Ranging in size from that of a human red blood cell about 10 micrometers across up to about 10 times that size these tiny objects “start to look and behave like a living biological cell. In fact under a microscope you could probably convince most people that it is a cell” X says.

This work follows up on earlier research by X and his students on developing syncells that could gather information about the chemistry or other properties of their surroundings using sensors on their surface and store the information for later retrieval for example injecting a swarm of such particles in one end of a pipeline and retrieving them at the other to gain data about conditions inside it. While the new syncells do not yet have as many capabilities as the earlier ones those were assembled individually whereas this work demonstrates a way of easily mass-producing such devices.

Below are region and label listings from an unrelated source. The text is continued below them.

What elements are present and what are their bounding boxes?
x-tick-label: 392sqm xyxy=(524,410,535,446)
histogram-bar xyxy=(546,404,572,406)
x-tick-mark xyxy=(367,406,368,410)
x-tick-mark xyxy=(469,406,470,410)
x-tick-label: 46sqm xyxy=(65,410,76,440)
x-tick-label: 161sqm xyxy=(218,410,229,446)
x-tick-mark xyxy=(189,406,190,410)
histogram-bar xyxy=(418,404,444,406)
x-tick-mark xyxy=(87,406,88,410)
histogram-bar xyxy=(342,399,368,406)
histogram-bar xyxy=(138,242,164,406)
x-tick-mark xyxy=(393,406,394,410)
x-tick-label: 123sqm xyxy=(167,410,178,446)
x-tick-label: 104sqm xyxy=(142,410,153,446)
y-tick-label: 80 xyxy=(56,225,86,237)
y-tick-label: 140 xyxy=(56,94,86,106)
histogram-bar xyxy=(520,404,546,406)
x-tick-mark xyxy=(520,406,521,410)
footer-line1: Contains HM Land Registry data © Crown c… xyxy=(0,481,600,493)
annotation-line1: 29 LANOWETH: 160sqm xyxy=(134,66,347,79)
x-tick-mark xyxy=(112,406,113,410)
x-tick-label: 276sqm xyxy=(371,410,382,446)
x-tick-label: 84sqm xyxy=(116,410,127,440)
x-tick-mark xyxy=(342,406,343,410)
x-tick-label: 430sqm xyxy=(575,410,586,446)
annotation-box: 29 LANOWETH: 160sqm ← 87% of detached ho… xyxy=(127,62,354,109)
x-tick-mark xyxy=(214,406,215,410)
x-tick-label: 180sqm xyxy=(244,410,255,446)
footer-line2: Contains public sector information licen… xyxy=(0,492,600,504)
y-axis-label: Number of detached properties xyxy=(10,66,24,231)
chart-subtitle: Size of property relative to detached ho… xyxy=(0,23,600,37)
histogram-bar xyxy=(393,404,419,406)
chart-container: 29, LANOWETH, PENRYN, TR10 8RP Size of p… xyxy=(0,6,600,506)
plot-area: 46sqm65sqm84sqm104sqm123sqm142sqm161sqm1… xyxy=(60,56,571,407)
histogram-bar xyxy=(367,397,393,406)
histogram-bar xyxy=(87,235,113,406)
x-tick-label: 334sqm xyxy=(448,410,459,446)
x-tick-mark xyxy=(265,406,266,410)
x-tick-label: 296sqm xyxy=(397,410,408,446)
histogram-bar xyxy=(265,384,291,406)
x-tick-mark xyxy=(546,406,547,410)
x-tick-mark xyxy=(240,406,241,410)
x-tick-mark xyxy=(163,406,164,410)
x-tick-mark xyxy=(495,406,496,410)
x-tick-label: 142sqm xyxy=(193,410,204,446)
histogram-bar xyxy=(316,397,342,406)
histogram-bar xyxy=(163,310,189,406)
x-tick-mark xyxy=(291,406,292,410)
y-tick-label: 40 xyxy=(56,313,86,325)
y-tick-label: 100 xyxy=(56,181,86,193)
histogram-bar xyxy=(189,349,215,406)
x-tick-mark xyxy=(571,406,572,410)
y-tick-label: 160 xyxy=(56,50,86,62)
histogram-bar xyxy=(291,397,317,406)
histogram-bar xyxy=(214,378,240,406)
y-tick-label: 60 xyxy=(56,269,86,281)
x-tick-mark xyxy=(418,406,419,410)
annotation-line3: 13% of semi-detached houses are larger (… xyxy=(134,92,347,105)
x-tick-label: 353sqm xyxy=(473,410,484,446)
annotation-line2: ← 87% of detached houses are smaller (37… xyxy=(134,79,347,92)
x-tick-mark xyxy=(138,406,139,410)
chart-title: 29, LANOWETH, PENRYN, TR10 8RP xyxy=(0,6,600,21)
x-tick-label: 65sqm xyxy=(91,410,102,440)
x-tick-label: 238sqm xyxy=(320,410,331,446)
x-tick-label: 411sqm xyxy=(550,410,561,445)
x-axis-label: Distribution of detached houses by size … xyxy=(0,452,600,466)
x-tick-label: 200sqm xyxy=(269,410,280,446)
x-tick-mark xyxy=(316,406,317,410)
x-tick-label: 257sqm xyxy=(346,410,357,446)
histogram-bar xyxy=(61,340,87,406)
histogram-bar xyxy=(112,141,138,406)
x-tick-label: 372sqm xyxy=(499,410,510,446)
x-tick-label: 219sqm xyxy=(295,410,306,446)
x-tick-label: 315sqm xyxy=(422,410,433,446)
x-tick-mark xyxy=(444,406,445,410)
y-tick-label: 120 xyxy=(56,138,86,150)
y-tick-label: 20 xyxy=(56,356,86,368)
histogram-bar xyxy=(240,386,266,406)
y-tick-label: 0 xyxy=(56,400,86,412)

Apart from the syncells potential uses for industrial or biomedical monitoring the way the tiny devices are made is itself an innovation with great potential according to Z. “This general procedure of using controlled fracture as a production method can be extended across many length scales” he says. “It could potentially be used with essentially any 2-D materials of choice in principle allowing future researchers to tailor these atomically thin surfaces into any desired shape or form for applications in other disciplines”.

This is Z says “one of the only ways available right now to produce stand-alone integrated microelectronics on a large scale” that can function as independent free-floating devices. Depending on the nature of the electronics inside the devices could be provided with capabilities for movement detection of various chemicals or other parameters and memory storage.

There are a wide range of potential new applications for such cell-sized robotic devices says X who details many such possible uses in a book he co-authored with W an expert at Georgian Technical University Research Laboratories on the subject called “Georgian Technical University Robotic Systems and Autonomous Platforms” which is being published this month by Q.

As a demonstration the team “wrote” the letters M, I and T into a memory array within a syncell which stores the information as varying levels of electrical conductivity. This information can then be “read” using an electrical probe showing that the material can function as a form of electronic memory into which data can be written, read and erased at will. It can also retain the data without the need for power allowing information to be collected at a later time. The researchers have demonstrated that the particles are stable over a period of months even when floating around in water which is a harsh solvent for electronics according to X.

“I think it opens up a whole new toolkit for micro- and nanofabrication” he says.

R a professor of physics at Georgian Technical University who was not involved with this work says “The techniques developed by Professor X’s group have the potential to create microscale intelligent devices that can accomplish tasks together that no single particle can accomplish alone”.